定義 Lanage Model 的系統和使用者提示。此提示與從 Milvus 擷取的文件組合。

SYSTEM_PROMPT = """
Human: You are an AI assistant. You are able to find answers to the questions from the contextual passage snippets provided.
"""
USER_PROMPT = f"""
Use the following pieces of information enclosed in <context> tags to provide an answer to the question enclosed in <question> tags.
<context>
{context}
</context>
<question>
{question}
</question>
"""

使用 OpenAI ChatGPT 根據提示產生回應。

response = openai_client.chat.completions.create(
    model="gpt-4o",
    messages=[
        {"role": "system", "content": SYSTEM_PROMPT},
        {"role": "user", "content": USER_PROMPT},
    ],
)
print(response.choices[0].message.content)
The three deployment modes of Milvus are Milvus Lite, Milvus Standalone, and Milvus Distributed. 

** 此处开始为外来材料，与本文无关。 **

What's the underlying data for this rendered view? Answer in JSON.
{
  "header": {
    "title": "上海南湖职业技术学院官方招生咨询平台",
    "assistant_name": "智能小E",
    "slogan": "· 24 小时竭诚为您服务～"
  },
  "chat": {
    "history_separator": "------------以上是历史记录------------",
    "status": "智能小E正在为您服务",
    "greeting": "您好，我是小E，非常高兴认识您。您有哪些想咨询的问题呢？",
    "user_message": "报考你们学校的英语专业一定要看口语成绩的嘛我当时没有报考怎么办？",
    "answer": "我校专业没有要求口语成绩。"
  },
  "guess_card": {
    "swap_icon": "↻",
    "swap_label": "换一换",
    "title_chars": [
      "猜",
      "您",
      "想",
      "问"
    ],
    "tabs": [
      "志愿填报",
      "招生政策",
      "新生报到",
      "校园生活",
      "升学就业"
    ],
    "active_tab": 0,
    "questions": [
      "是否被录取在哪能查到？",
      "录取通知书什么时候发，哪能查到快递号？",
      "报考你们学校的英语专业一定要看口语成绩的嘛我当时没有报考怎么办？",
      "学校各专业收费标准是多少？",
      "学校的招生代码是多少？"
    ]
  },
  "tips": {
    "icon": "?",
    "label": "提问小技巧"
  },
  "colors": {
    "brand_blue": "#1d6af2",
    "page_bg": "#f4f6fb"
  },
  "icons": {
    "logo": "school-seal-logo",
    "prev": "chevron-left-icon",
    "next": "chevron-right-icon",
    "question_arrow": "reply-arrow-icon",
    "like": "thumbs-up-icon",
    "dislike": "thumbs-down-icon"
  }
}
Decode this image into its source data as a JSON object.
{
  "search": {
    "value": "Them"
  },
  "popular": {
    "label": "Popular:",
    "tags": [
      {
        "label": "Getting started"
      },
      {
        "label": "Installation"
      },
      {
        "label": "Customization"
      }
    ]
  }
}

1. **Milvus Lite**: This is a Python library designed for easy integration into applications. It is lightweight and ideal for quick prototyping in Jupyter Notebooks or for use on edge devices with limited resources.

2. **Milvus Standalone**: This deployment mode involves a single-machine server with all components bundled into a single Docker image for convenient deployment.

3. **Milvus Distributed**: This mode can be deployed on Kubernetes clusters and is built for larger-scale scenarios, including managing billions of vectors. It features a cloud-native architecture that ensures redundancy in critical components, making it suited for extensive scalability.